Elasticsearch Indexes are being created for Older dates

Hi,

We are hosting the ELK Stack on a VM and using Index Lifecycle Policies to manage log retention for different environments. However, we are currently facing an issue.

We have configured a 4-day retention policy, and our indices are created in the format sm-pro-api-2026-03-30. Ideally, only the last 4 days of logs should be retained. However, due to a recent issue, older indices are being recreated and logs are continuously getting indexed into older dates again. This is causing storage and utilization concerns.

At the moment, we are unable to identify the root cause of this behavior. Could someone from the team please help us investigate and resolve this issue?

Hello and welcome,

You need to provide more context on how you are indexing your data.

Are you using Logstash? If yes, please share your configuration pipeline.

We are using Logstash. But i dont think the data is getting indexed through Logstash. It is being indexed using elastic server api endpoint. Anyway sharing the Logstash configuration pipeline.

Just changed the password for security reasons.

root@sm-elasticstack:/etc/logstash/conf.d# cat 02-beats-input.conf
input {
  beats {
    port => 5044
  }
}
root@sm-elasticstack:/etc/logstash/conf.d# cat 30-elasticsearch-output.conf
output {
  if [@metadata][pipeline] {
        elasticsearch {
        hosts => ["localhost:9200"]
        manage_template => false
        index => "%{[@metadata][beat]}-%{[@metadata][version]}-%{+YYYY.MM.dd}"
        pipeline => "%{[@metadata][pipeline]}"
        user => "elastic"
        password => "dbededbewdiebdiudew"
        }
  } else {
        elasticsearch {
        hosts => ["localhost:9200"]
        manage_template => false
        index => "%{[@metadata][beat]}-%{[@metadata][version]}-%{+YYYY.MM.dd}"
        user => "elastic"
        password => "dbweidbedejddwdjkwd"
        }
  }
}

If you are using Logstash, then the requests to index the data will be coming from Logstash.

Your issue is here:

index => "%{[@metadata][beat]}-%{[@metadata][version]}-%{+YYYY.MM.dd}"

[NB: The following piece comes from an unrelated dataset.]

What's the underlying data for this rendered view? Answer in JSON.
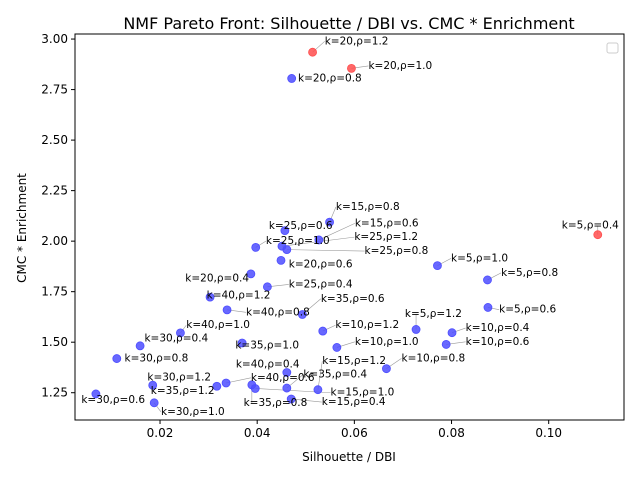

The last part, %{+YYYY.MM.dd} will get the information from the @timestamp field in your events, so you are reading older events.

You didn't share youir filters, so it is not possible to know if you are parsing the @timestamp field from your events or using the ones that beats are sending.

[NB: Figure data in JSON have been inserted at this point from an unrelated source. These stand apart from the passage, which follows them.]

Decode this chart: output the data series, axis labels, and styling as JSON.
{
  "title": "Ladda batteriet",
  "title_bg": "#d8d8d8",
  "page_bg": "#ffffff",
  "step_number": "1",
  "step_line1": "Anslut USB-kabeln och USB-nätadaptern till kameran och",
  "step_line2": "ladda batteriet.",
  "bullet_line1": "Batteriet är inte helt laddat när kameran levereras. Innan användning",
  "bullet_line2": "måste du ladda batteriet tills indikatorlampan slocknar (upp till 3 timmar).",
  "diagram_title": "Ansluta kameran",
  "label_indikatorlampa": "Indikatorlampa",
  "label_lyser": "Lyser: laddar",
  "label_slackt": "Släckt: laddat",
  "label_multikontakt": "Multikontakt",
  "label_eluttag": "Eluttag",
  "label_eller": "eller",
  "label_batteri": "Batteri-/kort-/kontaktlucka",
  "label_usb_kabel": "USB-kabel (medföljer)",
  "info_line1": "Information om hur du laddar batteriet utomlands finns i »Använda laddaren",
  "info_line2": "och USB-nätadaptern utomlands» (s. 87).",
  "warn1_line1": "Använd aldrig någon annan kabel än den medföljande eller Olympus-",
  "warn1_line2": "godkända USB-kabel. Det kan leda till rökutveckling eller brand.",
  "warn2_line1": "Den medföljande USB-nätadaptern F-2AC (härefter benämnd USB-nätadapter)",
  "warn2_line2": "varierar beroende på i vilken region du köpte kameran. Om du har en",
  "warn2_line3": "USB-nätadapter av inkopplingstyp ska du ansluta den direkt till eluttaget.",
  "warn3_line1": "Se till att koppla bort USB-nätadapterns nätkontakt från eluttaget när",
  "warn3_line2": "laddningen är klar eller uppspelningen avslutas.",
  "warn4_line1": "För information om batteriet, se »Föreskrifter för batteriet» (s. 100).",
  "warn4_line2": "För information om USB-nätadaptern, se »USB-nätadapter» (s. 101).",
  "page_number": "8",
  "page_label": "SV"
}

But this is your main issue, you are using time-based indices and for some reason you are reading old data.

However, due to a recent issue

What was the recent issue?

Or “new” data that has “old” timestamps therein.

This can happen lots of ways, one is devices which were offline for a while, then appear online and send their stored logs for last N days/weeks/years. Or parsing errors, or just bugs, or log rotation errors, or … One can sometimes see indices from the future (well!) for similar reasons.

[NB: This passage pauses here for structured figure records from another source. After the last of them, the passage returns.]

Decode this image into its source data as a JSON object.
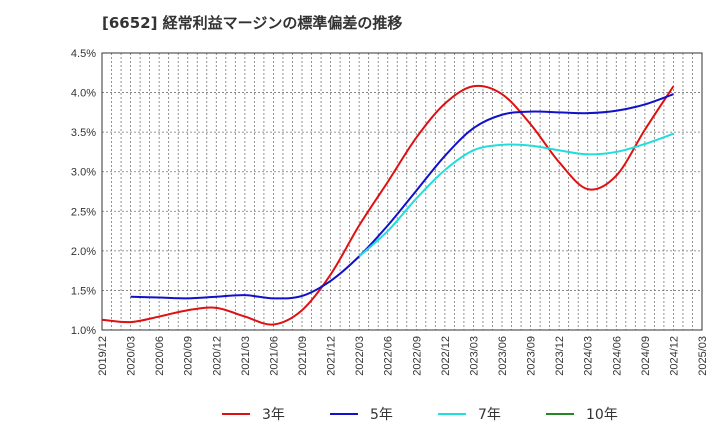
{
  "chart_data": {
    "type": "line",
    "title": "[6652]  経常利益マージンの標準偏差の推移",
    "xlabel": "",
    "ylabel": "",
    "ylim": [
      1.0,
      4.5
    ],
    "y_ticks": [
      "1.0%",
      "1.5%",
      "2.0%",
      "2.5%",
      "3.0%",
      "3.5%",
      "4.0%",
      "4.5%"
    ],
    "x_ticks": [
      "2019/12",
      "2020/03",
      "2020/06",
      "2020/09",
      "2020/12",
      "2021/03",
      "2021/06",
      "2021/09",
      "2021/12",
      "2022/03",
      "2022/06",
      "2022/09",
      "2022/12",
      "2023/03",
      "2023/06",
      "2023/09",
      "2023/12",
      "2024/03",
      "2024/06",
      "2024/09",
      "2024/12",
      "2025/03"
    ],
    "grid": true,
    "legend_position": "bottom",
    "series": [
      {
        "name": "3年",
        "color": "#dd1111",
        "x": [
          "2019/12",
          "2020/03",
          "2020/06",
          "2020/09",
          "2020/12",
          "2021/03",
          "2021/06",
          "2021/09",
          "2021/12",
          "2022/03",
          "2022/06",
          "2022/09",
          "2022/12",
          "2023/03",
          "2023/06",
          "2023/09",
          "2023/12",
          "2024/03",
          "2024/06",
          "2024/09",
          "2024/12"
        ],
        "values": [
          1.13,
          1.1,
          1.17,
          1.25,
          1.28,
          1.17,
          1.07,
          1.25,
          1.7,
          2.32,
          2.87,
          3.43,
          3.86,
          4.08,
          3.98,
          3.6,
          3.12,
          2.78,
          2.95,
          3.53,
          4.08
        ]
      },
      {
        "name": "5年",
        "color": "#1111cc",
        "x": [
          "2020/03",
          "2020/06",
          "2020/09",
          "2020/12",
          "2021/03",
          "2021/06",
          "2021/09",
          "2021/12",
          "2022/03",
          "2022/06",
          "2022/09",
          "2022/12",
          "2023/03",
          "2023/06",
          "2023/09",
          "2023/12",
          "2024/03",
          "2024/06",
          "2024/09",
          "2024/12"
        ],
        "values": [
          1.42,
          1.41,
          1.4,
          1.42,
          1.44,
          1.4,
          1.43,
          1.62,
          1.93,
          2.32,
          2.76,
          3.2,
          3.55,
          3.72,
          3.76,
          3.75,
          3.74,
          3.77,
          3.85,
          3.98
        ]
      },
      {
        "name": "7年",
        "color": "#22dddd",
        "x": [
          "2022/03",
          "2022/06",
          "2022/09",
          "2022/12",
          "2023/03",
          "2023/06",
          "2023/09",
          "2023/12",
          "2024/03",
          "2024/06",
          "2024/09",
          "2024/12"
        ],
        "values": [
          1.93,
          2.25,
          2.66,
          3.02,
          3.27,
          3.34,
          3.33,
          3.27,
          3.22,
          3.25,
          3.35,
          3.48
        ]
      },
      {
        "name": "10年",
        "color": "#228822",
        "x": [],
        "values": []
      }
    ]
  }
}
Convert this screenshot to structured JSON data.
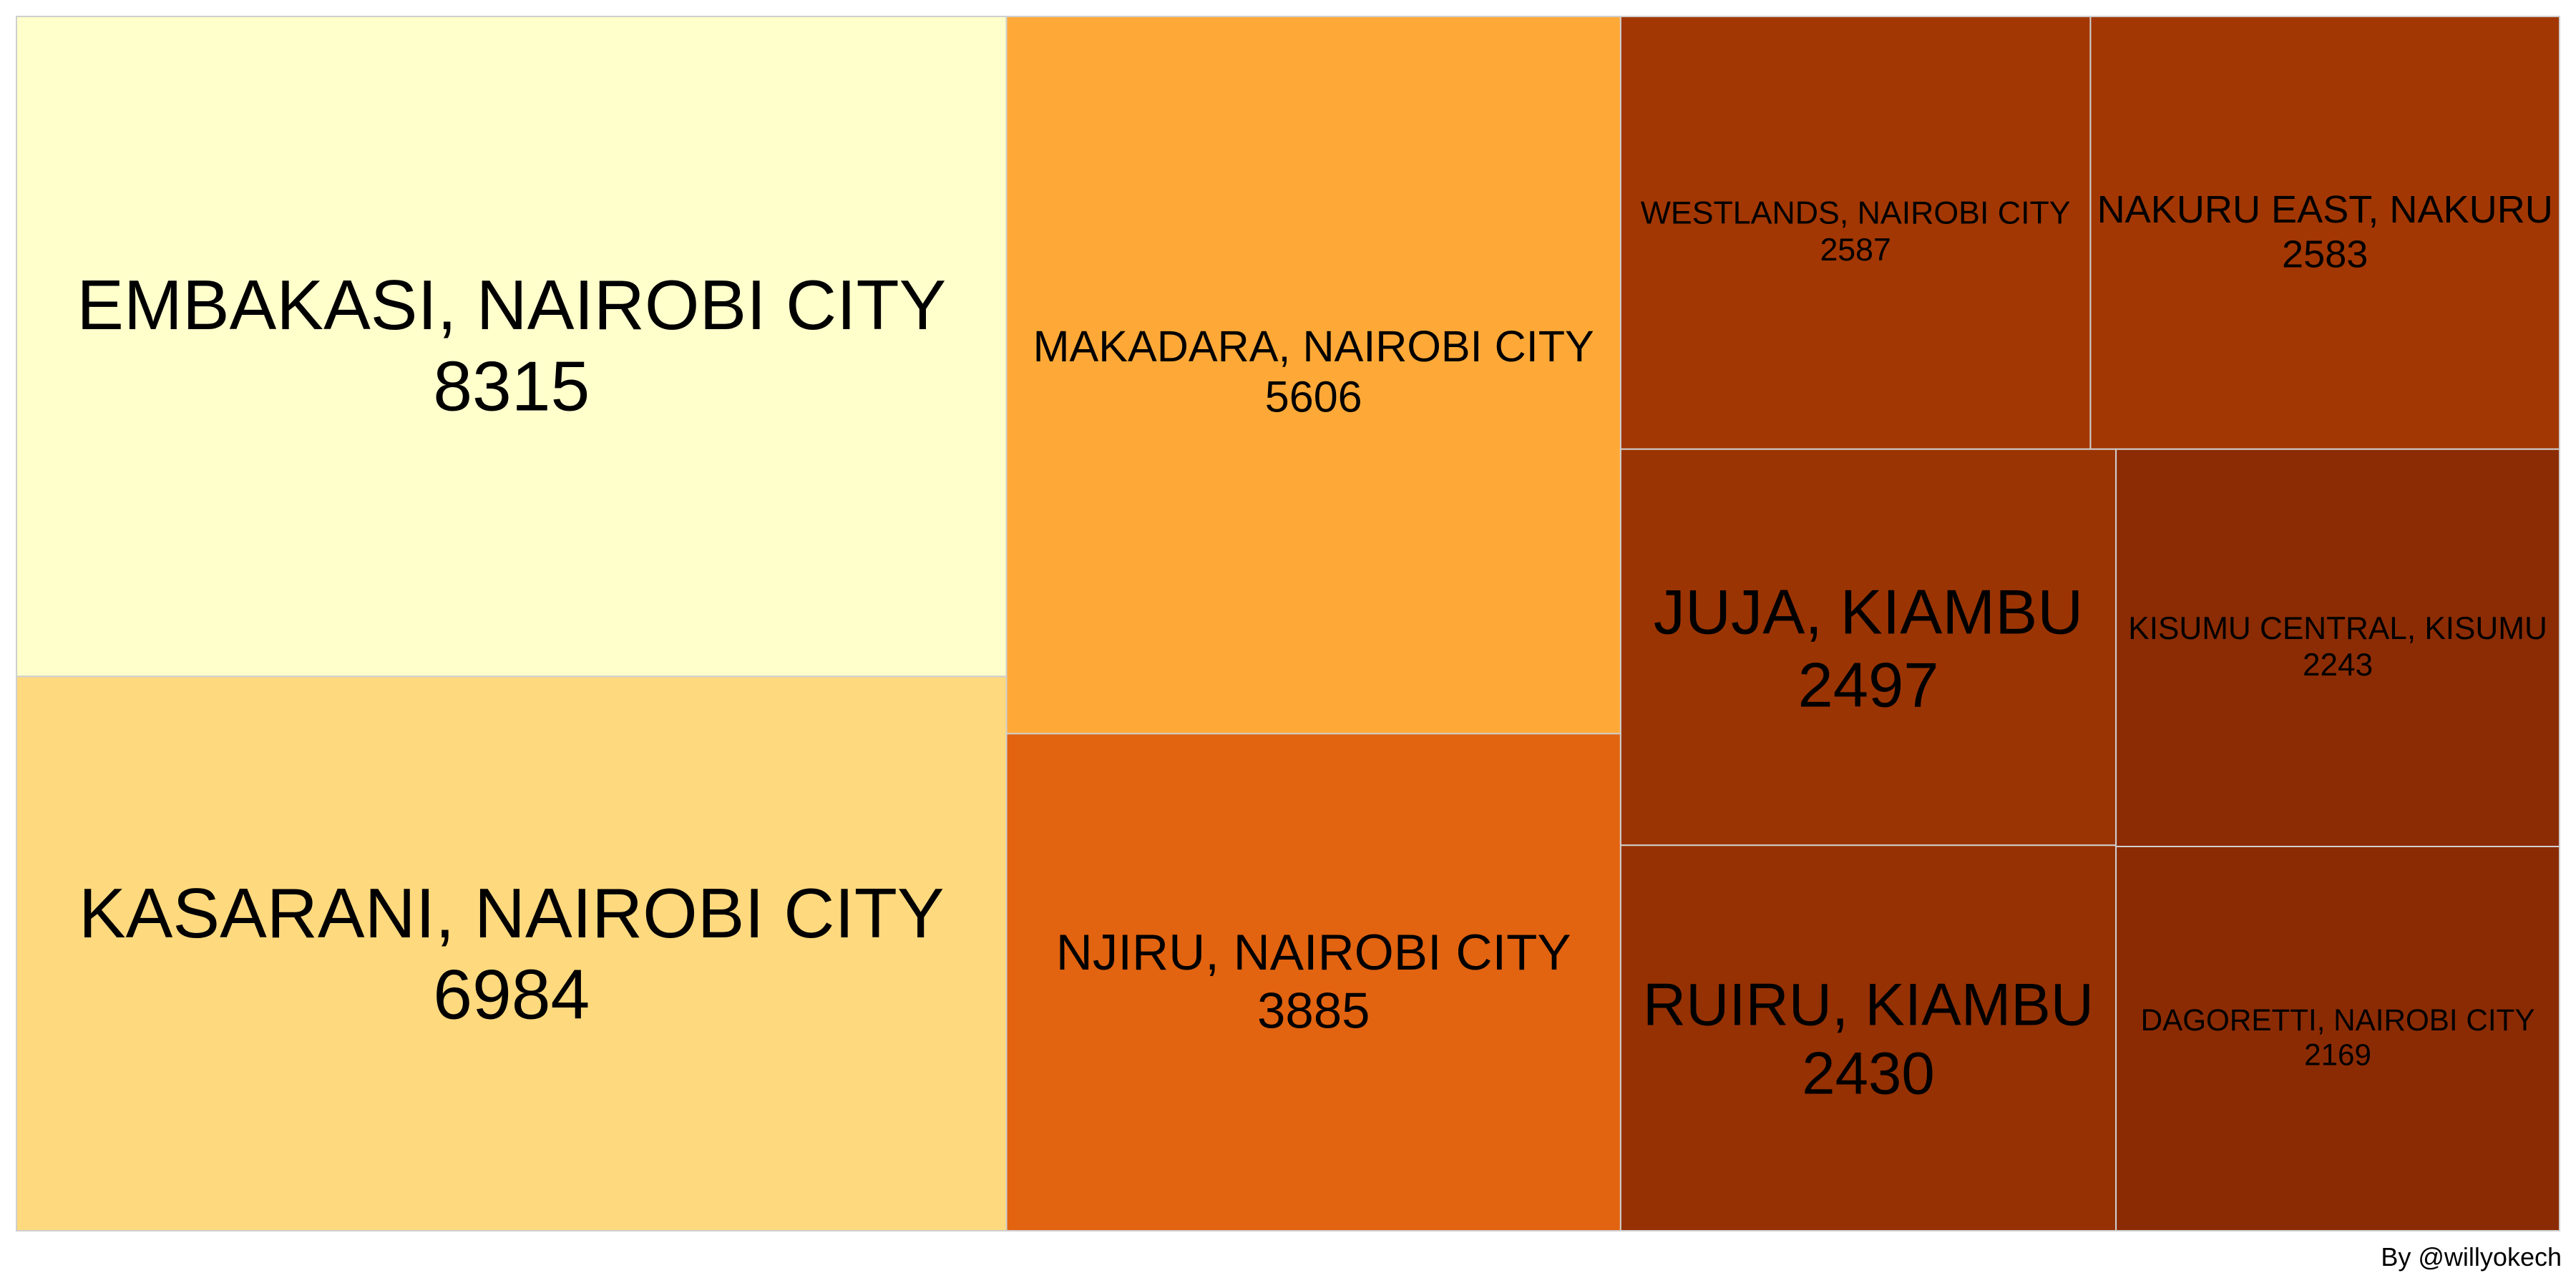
{
  "chart_data": {
    "type": "treemap",
    "title": "",
    "items": [
      {
        "label": "EMBAKASI, NAIROBI CITY",
        "value": 8315,
        "color": "#FFFFCC"
      },
      {
        "label": "KASARANI, NAIROBI CITY",
        "value": 6984,
        "color": "#FED97E"
      },
      {
        "label": "MAKADARA, NAIROBI CITY",
        "value": 5606,
        "color": "#FEA937"
      },
      {
        "label": "NJIRU, NAIROBI CITY",
        "value": 3885,
        "color": "#E26310"
      },
      {
        "label": "WESTLANDS, NAIROBI CITY",
        "value": 2587,
        "color": "#A23703"
      },
      {
        "label": "NAKURU EAST, NAKURU",
        "value": 2583,
        "color": "#A23703"
      },
      {
        "label": "JUJA, KIAMBU",
        "value": 2497,
        "color": "#9B3403"
      },
      {
        "label": "RUIRU, KIAMBU",
        "value": 2430,
        "color": "#963103"
      },
      {
        "label": "KISUMU CENTRAL, KISUMU",
        "value": 2243,
        "color": "#8C2C04"
      },
      {
        "label": "DAGORETTI, NAIROBI CITY",
        "value": 2169,
        "color": "#8B2B04"
      }
    ]
  },
  "credit": "By @willyokech"
}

A lot of people add an ingest_timestamp field via an ingest pipeline, often just to measure lag but can be useful in other ways too.

Timestamp is being coming from the code side.

elasticsearchSinkOptions.EmitEventFailure = EmitEventFailureHandling.WriteToSelfLog | EmitEventFailureHandling.WriteToFailureSink | EmitEventFailureHandling.RaiseCallback;
elasticsearchSinkOptions.IndexFormat = "sm-" + environment?.ToLower().Replace(".", "-").Substring(0, 3) + "-" + text + "-" + DateTime.UtcNow.ToString("yyyy-MM-dd");

May i know what are these filters and where do i get it.

You didn't share youir filters, so it is not possible to know if you are parsing the @timestamp field from your events or using the ones that beats are sending.

But this is your main issue, you are using time-based indices and for some reason you are reading old data.

Which code is this? It is not clear, you need to provide context.

From what you share you are indexing your data using beats, Filebeat I'm assuming, and Logstash, if there is anything else in this ingestion flow, you need to share.

Logstash pipelines have inputs, filters and outputs, you just shared one input and one output, you need to share the full configuration.

Without context on how you are ingesting your data is pretty complicated to provide any feedback.

Please share your full logstash pipeline and provide context if you are indexing your data any other way.

From what you shared your issue seems to be related to indexing old data or new data with old dates.